Feature #3381
openappionPBS.py
0%
Description
Scott created appionPBS.py to launch child cluster jobs per image. The first use is makeDEAlignedSum.py
This will affect all appionLoops subclasses if we start using this.
Updated by Anchi Cheng about 9 years ago
- Related to Feature #2847: add DE frame alignment script added
Updated by Anchi Cheng about 9 years ago
Transfer Scott's notes here in 2015-05-01
I just added the appionPBS.py module to the repository. I forgot to add the associate the revision to this thread. I don't know how to add it after the fact, but the revision is 18823. I'm pretty excited about the new module. I have it working on a test copy of makeDEAlignedSum.py, and it has increased the throughput for aligning frames, by as many processors I have access to on the cluster. The nice thing is that it is launching single processor jobs, so they start super quick. I think we can use this for parallelizing a lot of different processes.

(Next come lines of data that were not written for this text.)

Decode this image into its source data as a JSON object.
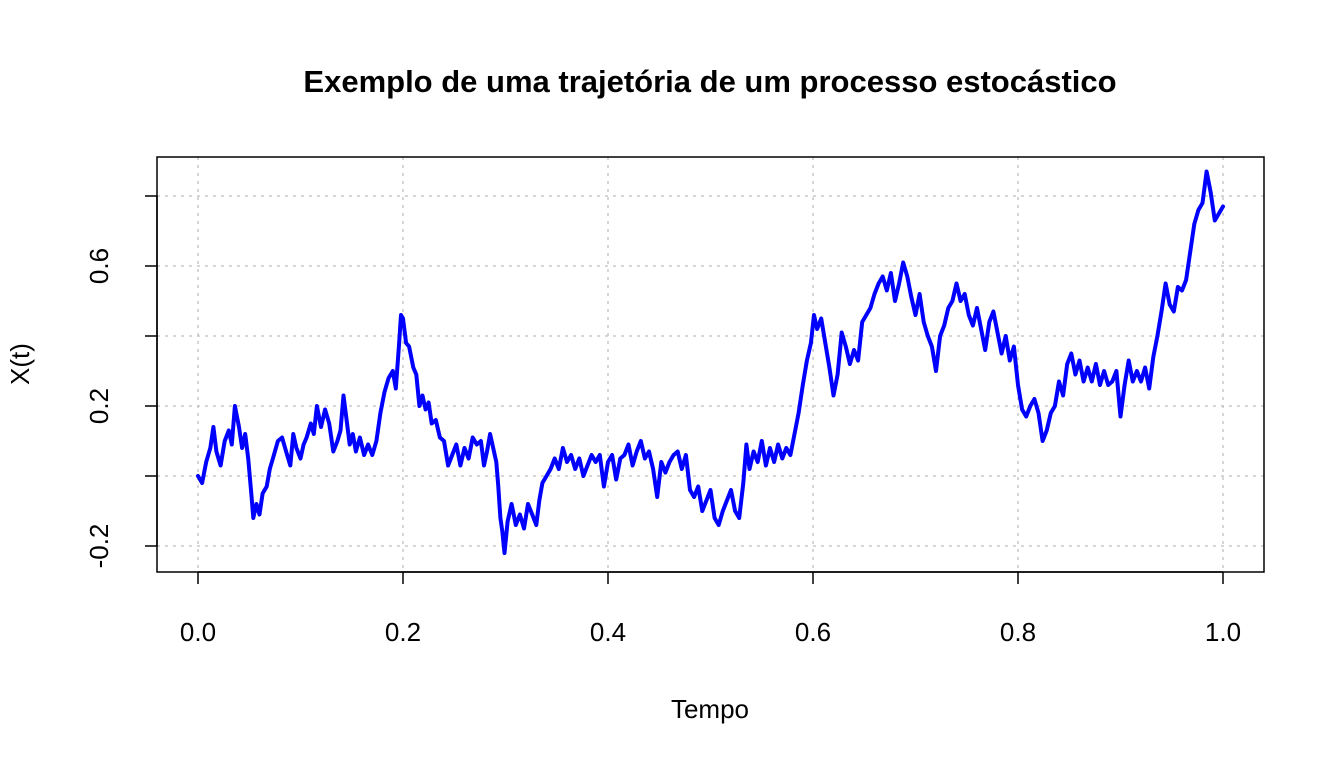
{
  "chart_data": {
    "type": "line",
    "title": "Exemplo de uma trajetória de um processo estocástico",
    "xlabel": "Tempo",
    "ylabel": "X(t)",
    "xlim": [
      0.0,
      1.0
    ],
    "ylim": [
      -0.24,
      0.94
    ],
    "x_ticks": [
      "0.0",
      "0.2",
      "0.4",
      "0.6",
      "0.8",
      "1.0"
    ],
    "y_ticks": [
      "-0.2",
      "0.2",
      "0.6"
    ],
    "grid": true,
    "line_color": "#0000ff",
    "grid_color": "#c8c8c8",
    "series": [
      {
        "values": [
          [
            0.0,
            0.0
          ],
          [
            0.004,
            -0.02
          ],
          [
            0.008,
            0.04
          ],
          [
            0.012,
            0.08
          ],
          [
            0.015,
            0.14
          ],
          [
            0.018,
            0.07
          ],
          [
            0.022,
            0.03
          ],
          [
            0.026,
            0.1
          ],
          [
            0.03,
            0.13
          ],
          [
            0.033,
            0.09
          ],
          [
            0.036,
            0.2
          ],
          [
            0.04,
            0.14
          ],
          [
            0.043,
            0.08
          ],
          [
            0.046,
            0.12
          ],
          [
            0.049,
            0.05
          ],
          [
            0.052,
            -0.05
          ],
          [
            0.054,
            -0.12
          ],
          [
            0.057,
            -0.08
          ],
          [
            0.06,
            -0.11
          ],
          [
            0.063,
            -0.05
          ],
          [
            0.067,
            -0.03
          ],
          [
            0.07,
            0.02
          ],
          [
            0.074,
            0.06
          ],
          [
            0.078,
            0.1
          ],
          [
            0.082,
            0.11
          ],
          [
            0.086,
            0.07
          ],
          [
            0.09,
            0.03
          ],
          [
            0.093,
            0.12
          ],
          [
            0.096,
            0.08
          ],
          [
            0.1,
            0.05
          ],
          [
            0.103,
            0.09
          ],
          [
            0.106,
            0.11
          ],
          [
            0.11,
            0.15
          ],
          [
            0.113,
            0.12
          ],
          [
            0.116,
            0.2
          ],
          [
            0.12,
            0.14
          ],
          [
            0.124,
            0.19
          ],
          [
            0.128,
            0.15
          ],
          [
            0.132,
            0.07
          ],
          [
            0.136,
            0.1
          ],
          [
            0.139,
            0.13
          ],
          [
            0.142,
            0.23
          ],
          [
            0.145,
            0.16
          ],
          [
            0.148,
            0.09
          ],
          [
            0.151,
            0.12
          ],
          [
            0.154,
            0.07
          ],
          [
            0.158,
            0.11
          ],
          [
            0.162,
            0.06
          ],
          [
            0.166,
            0.09
          ],
          [
            0.17,
            0.06
          ],
          [
            0.174,
            0.1
          ],
          [
            0.178,
            0.18
          ],
          [
            0.182,
            0.24
          ],
          [
            0.186,
            0.28
          ],
          [
            0.19,
            0.3
          ],
          [
            0.193,
            0.25
          ],
          [
            0.196,
            0.37
          ],
          [
            0.198,
            0.46
          ],
          [
            0.2,
            0.45
          ],
          [
            0.203,
            0.38
          ],
          [
            0.206,
            0.37
          ],
          [
            0.21,
            0.31
          ],
          [
            0.213,
            0.29
          ],
          [
            0.216,
            0.2
          ],
          [
            0.219,
            0.23
          ],
          [
            0.222,
            0.19
          ],
          [
            0.225,
            0.21
          ],
          [
            0.228,
            0.15
          ],
          [
            0.232,
            0.16
          ],
          [
            0.236,
            0.11
          ],
          [
            0.24,
            0.1
          ],
          [
            0.244,
            0.03
          ],
          [
            0.248,
            0.06
          ],
          [
            0.252,
            0.09
          ],
          [
            0.256,
            0.03
          ],
          [
            0.26,
            0.08
          ],
          [
            0.264,
            0.05
          ],
          [
            0.268,
            0.11
          ],
          [
            0.272,
            0.09
          ],
          [
            0.276,
            0.1
          ],
          [
            0.279,
            0.03
          ],
          [
            0.282,
            0.07
          ],
          [
            0.285,
            0.12
          ],
          [
            0.288,
            0.08
          ],
          [
            0.291,
            0.04
          ],
          [
            0.293,
            -0.03
          ],
          [
            0.295,
            -0.12
          ],
          [
            0.297,
            -0.16
          ],
          [
            0.299,
            -0.22
          ],
          [
            0.302,
            -0.13
          ],
          [
            0.306,
            -0.08
          ],
          [
            0.31,
            -0.14
          ],
          [
            0.314,
            -0.11
          ],
          [
            0.318,
            -0.15
          ],
          [
            0.322,
            -0.08
          ],
          [
            0.326,
            -0.11
          ],
          [
            0.33,
            -0.14
          ],
          [
            0.333,
            -0.07
          ],
          [
            0.336,
            -0.02
          ],
          [
            0.34,
            0.0
          ],
          [
            0.344,
            0.02
          ],
          [
            0.348,
            0.05
          ],
          [
            0.352,
            0.02
          ],
          [
            0.356,
            0.08
          ],
          [
            0.36,
            0.04
          ],
          [
            0.364,
            0.06
          ],
          [
            0.368,
            0.02
          ],
          [
            0.372,
            0.05
          ],
          [
            0.376,
            0.0
          ],
          [
            0.38,
            0.03
          ],
          [
            0.384,
            0.06
          ],
          [
            0.388,
            0.04
          ],
          [
            0.392,
            0.06
          ],
          [
            0.396,
            -0.03
          ],
          [
            0.4,
            0.04
          ],
          [
            0.404,
            0.06
          ],
          [
            0.408,
            -0.01
          ],
          [
            0.412,
            0.05
          ],
          [
            0.416,
            0.06
          ],
          [
            0.42,
            0.09
          ],
          [
            0.424,
            0.03
          ],
          [
            0.428,
            0.07
          ],
          [
            0.432,
            0.1
          ],
          [
            0.436,
            0.05
          ],
          [
            0.44,
            0.07
          ],
          [
            0.444,
            0.02
          ],
          [
            0.448,
            -0.06
          ],
          [
            0.452,
            0.04
          ],
          [
            0.456,
            0.01
          ],
          [
            0.46,
            0.04
          ],
          [
            0.464,
            0.06
          ],
          [
            0.468,
            0.07
          ],
          [
            0.472,
            0.02
          ],
          [
            0.476,
            0.06
          ],
          [
            0.48,
            -0.04
          ],
          [
            0.484,
            -0.06
          ],
          [
            0.488,
            -0.03
          ],
          [
            0.492,
            -0.1
          ],
          [
            0.496,
            -0.07
          ],
          [
            0.5,
            -0.04
          ],
          [
            0.504,
            -0.12
          ],
          [
            0.508,
            -0.14
          ],
          [
            0.512,
            -0.1
          ],
          [
            0.516,
            -0.07
          ],
          [
            0.52,
            -0.04
          ],
          [
            0.524,
            -0.1
          ],
          [
            0.528,
            -0.12
          ],
          [
            0.532,
            -0.02
          ],
          [
            0.535,
            0.09
          ],
          [
            0.538,
            0.02
          ],
          [
            0.542,
            0.07
          ],
          [
            0.546,
            0.04
          ],
          [
            0.55,
            0.1
          ],
          [
            0.554,
            0.03
          ],
          [
            0.558,
            0.08
          ],
          [
            0.562,
            0.04
          ],
          [
            0.566,
            0.09
          ],
          [
            0.57,
            0.05
          ],
          [
            0.574,
            0.08
          ],
          [
            0.578,
            0.06
          ],
          [
            0.582,
            0.12
          ],
          [
            0.586,
            0.18
          ],
          [
            0.59,
            0.26
          ],
          [
            0.594,
            0.33
          ],
          [
            0.598,
            0.38
          ],
          [
            0.601,
            0.46
          ],
          [
            0.604,
            0.42
          ],
          [
            0.608,
            0.45
          ],
          [
            0.612,
            0.38
          ],
          [
            0.616,
            0.31
          ],
          [
            0.62,
            0.23
          ],
          [
            0.624,
            0.29
          ],
          [
            0.628,
            0.41
          ],
          [
            0.632,
            0.37
          ],
          [
            0.636,
            0.32
          ],
          [
            0.64,
            0.36
          ],
          [
            0.644,
            0.33
          ],
          [
            0.648,
            0.44
          ],
          [
            0.652,
            0.46
          ],
          [
            0.656,
            0.48
          ],
          [
            0.66,
            0.52
          ],
          [
            0.664,
            0.55
          ],
          [
            0.668,
            0.57
          ],
          [
            0.672,
            0.53
          ],
          [
            0.676,
            0.58
          ],
          [
            0.68,
            0.5
          ],
          [
            0.684,
            0.55
          ],
          [
            0.688,
            0.61
          ],
          [
            0.692,
            0.57
          ],
          [
            0.696,
            0.51
          ],
          [
            0.7,
            0.46
          ],
          [
            0.704,
            0.52
          ],
          [
            0.708,
            0.44
          ],
          [
            0.712,
            0.4
          ],
          [
            0.716,
            0.37
          ],
          [
            0.72,
            0.3
          ],
          [
            0.724,
            0.4
          ],
          [
            0.728,
            0.43
          ],
          [
            0.732,
            0.48
          ],
          [
            0.736,
            0.5
          ],
          [
            0.74,
            0.55
          ],
          [
            0.744,
            0.5
          ],
          [
            0.748,
            0.52
          ],
          [
            0.752,
            0.46
          ],
          [
            0.756,
            0.43
          ],
          [
            0.76,
            0.48
          ],
          [
            0.764,
            0.42
          ],
          [
            0.768,
            0.36
          ],
          [
            0.772,
            0.44
          ],
          [
            0.776,
            0.47
          ],
          [
            0.78,
            0.41
          ],
          [
            0.784,
            0.35
          ],
          [
            0.788,
            0.4
          ],
          [
            0.792,
            0.33
          ],
          [
            0.796,
            0.37
          ],
          [
            0.8,
            0.26
          ],
          [
            0.804,
            0.19
          ],
          [
            0.808,
            0.17
          ],
          [
            0.812,
            0.2
          ],
          [
            0.816,
            0.22
          ],
          [
            0.82,
            0.18
          ],
          [
            0.824,
            0.1
          ],
          [
            0.828,
            0.13
          ],
          [
            0.832,
            0.18
          ],
          [
            0.836,
            0.2
          ],
          [
            0.84,
            0.27
          ],
          [
            0.844,
            0.23
          ],
          [
            0.848,
            0.32
          ],
          [
            0.852,
            0.35
          ],
          [
            0.856,
            0.29
          ],
          [
            0.86,
            0.33
          ],
          [
            0.864,
            0.27
          ],
          [
            0.868,
            0.31
          ],
          [
            0.872,
            0.27
          ],
          [
            0.876,
            0.32
          ],
          [
            0.88,
            0.26
          ],
          [
            0.884,
            0.3
          ],
          [
            0.888,
            0.26
          ],
          [
            0.892,
            0.27
          ],
          [
            0.896,
            0.3
          ],
          [
            0.9,
            0.17
          ],
          [
            0.904,
            0.26
          ],
          [
            0.908,
            0.33
          ],
          [
            0.912,
            0.27
          ],
          [
            0.916,
            0.3
          ],
          [
            0.92,
            0.27
          ],
          [
            0.924,
            0.31
          ],
          [
            0.928,
            0.25
          ],
          [
            0.932,
            0.34
          ],
          [
            0.936,
            0.4
          ],
          [
            0.94,
            0.47
          ],
          [
            0.944,
            0.55
          ],
          [
            0.948,
            0.49
          ],
          [
            0.952,
            0.47
          ],
          [
            0.956,
            0.54
          ],
          [
            0.96,
            0.53
          ],
          [
            0.964,
            0.56
          ],
          [
            0.968,
            0.64
          ],
          [
            0.972,
            0.72
          ],
          [
            0.976,
            0.76
          ],
          [
            0.98,
            0.78
          ],
          [
            0.984,
            0.87
          ],
          [
            0.988,
            0.81
          ],
          [
            0.992,
            0.73
          ],
          [
            0.996,
            0.75
          ],
          [
            1.0,
            0.77
          ]
        ]
      }
    ]
  }
}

Updated by Anchi Cheng about 9 years ago
Transfer Scott and my conversation in #2847 to here on 2015-08-18
Anchi:
appionPBS.py needs to have a way of passing appionwrapper into the job script to load the proper modules. Scott, I can write that part and complete the myamiweb gui as standard appionloop if it is o.k. with you. I need to make it working here for the users waiting to process their images.
Scott:
Anchi, that is fine with me. There are still some things that need to be worked out with appionPBS, but I'm happy to see how you modify it.
Anchi:
committed wrapper prepend in r19079.
What does checkJob wait for ? an output file that gets added in the scratch directory named image.sh.xxxx ? Doesn't this depends on the job management system ?
Scott:
It looks for the job outfile. It should appear in the directory from which the job was launched. Right now it is specific for PBS or MOAB clusters because that was all that I could test on. I'm working on adding the SLURM option this week. I will likely change this part substantially in the next weeks. Instead of checking for the job outfile, I'm thinking of having the job create a unique done file that checkJob would look for. I chose to have it look for a file instead of interacting with the resource manager because the manager sometimes gets overloaded and that could cause the whole thing to fail.
Updated by Scott Stagg about 9 years ago
I added support for SLURM and changed the way job checking works. I tested here, but it needs to be checked at NYSBC too.
Updated by Anchi Cheng about 9 years ago
r19109 make the loop continue if there is an error in generating command. Not sure if this is desirable. Fatal error should be raised if it needs to be stopped.
Updated by Anchi Cheng about 9 years ago
r19352 and r19353 (debug) check if queue scratch exists.